Shorter SOTU: Fear mongering, blah, blah, blah, terra, terra, terra, Oceania has always been at war with Eurasia.
The strangest moment in the State of the Union to me had to have been Bush’s call for the line item veto. It’s been a while, so I’m a little fuzzy on the details, but hasn’t that already been tried? As I recall, the LIV was given to the President during the Clinton administration and then struck down by the Supreme Court. Wikipedia agrees with me:
The President of the United States was briefly granted this power by the Line Item Veto Act of 1996, passed by Congress in order to control "pork barrel spending" that favors a particular region rather than the nation as a whole.
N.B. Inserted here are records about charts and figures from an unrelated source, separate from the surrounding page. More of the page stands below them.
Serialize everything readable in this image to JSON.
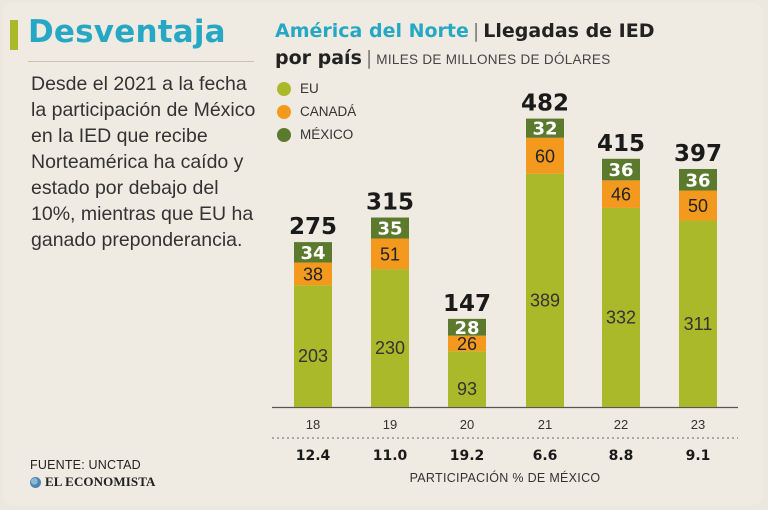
{
  "sidebar": {
    "headline": "Desventaja",
    "body": "Desde el 2021 a la fecha la participación de México en la IED que recibe Norteamérica ha caído y estado por debajo del 10%, mientras que EU ha ganado preponderancia.",
    "source": "FUENTE: UNCTAD",
    "brand": "EL ECONOMISTA"
  },
  "colors": {
    "accent": "#a9b92a",
    "title_blue": "#26a8c4",
    "eu": "#a9b92a",
    "canada": "#f39a1e",
    "mexico": "#5c7a2e"
  },
  "chart_data": {
    "type": "bar",
    "stacked": true,
    "title_region": "América del Norte",
    "title_separator": "|",
    "title_main_1": "Llegadas de IED",
    "title_main_2": "por país",
    "units": "MILES DE MILLONES DE DÓLARES",
    "legend_position": "top-left",
    "categories": [
      "18",
      "19",
      "20",
      "21",
      "22",
      "23"
    ],
    "series": [
      {
        "name": "EU",
        "color": "#a9b92a",
        "values": [
          203,
          230,
          93,
          389,
          332,
          311
        ]
      },
      {
        "name": "CANADÁ",
        "color": "#f39a1e",
        "values": [
          38,
          51,
          26,
          60,
          46,
          50
        ]
      },
      {
        "name": "MÉXICO",
        "color": "#5c7a2e",
        "values": [
          34,
          35,
          28,
          32,
          36,
          36
        ]
      }
    ],
    "totals": [
      275,
      315,
      147,
      482,
      415,
      397
    ],
    "mexico_share": [
      "12.4",
      "11.0",
      "19.2",
      "6.6",
      "8.8",
      "9.1"
    ],
    "mexico_share_label": "PARTICIPACIÓN % DE MÉXICO",
    "ylim": [
      0,
      482
    ],
    "grid": false
  }
}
The line-item veto was used 82 [1] [2] times by President Bill Clinton before U.S. District Court Judge Thomas F. Hogan decided on February 12, 1998 that unilateral amendment or repeal of only parts of statutes violated the U.S. Constitution. This ruling was subsequently affirmed on June 25, 1998 by a 6-3 decision of the Supreme Court of the United States in the case Clinton v. City of New York.
Bush asked for the LIV as if it were some new idea. Weird.
Jim, no longer irritating me, has the SOTU play-by-play.
Update: Tom Tomorrow translates the SOTU into Pirate. Now I get what Bush was trying to say.
1 comment:
I listened to the analysis of Bush's SOTU address on BBC World Service Radio. (Couldn't bear to watch or listen to it live, in its entirety.) The BBC folks spoke in their tired, sardonic tone, as if to say, Been there done that; and sounded slightly amused at some of the rhetoric. On the other hand, the talking heads of the US MSM we all afluster with praise and empty effusiveness. Meanwhile, the US military keeps on killing and killing around the world.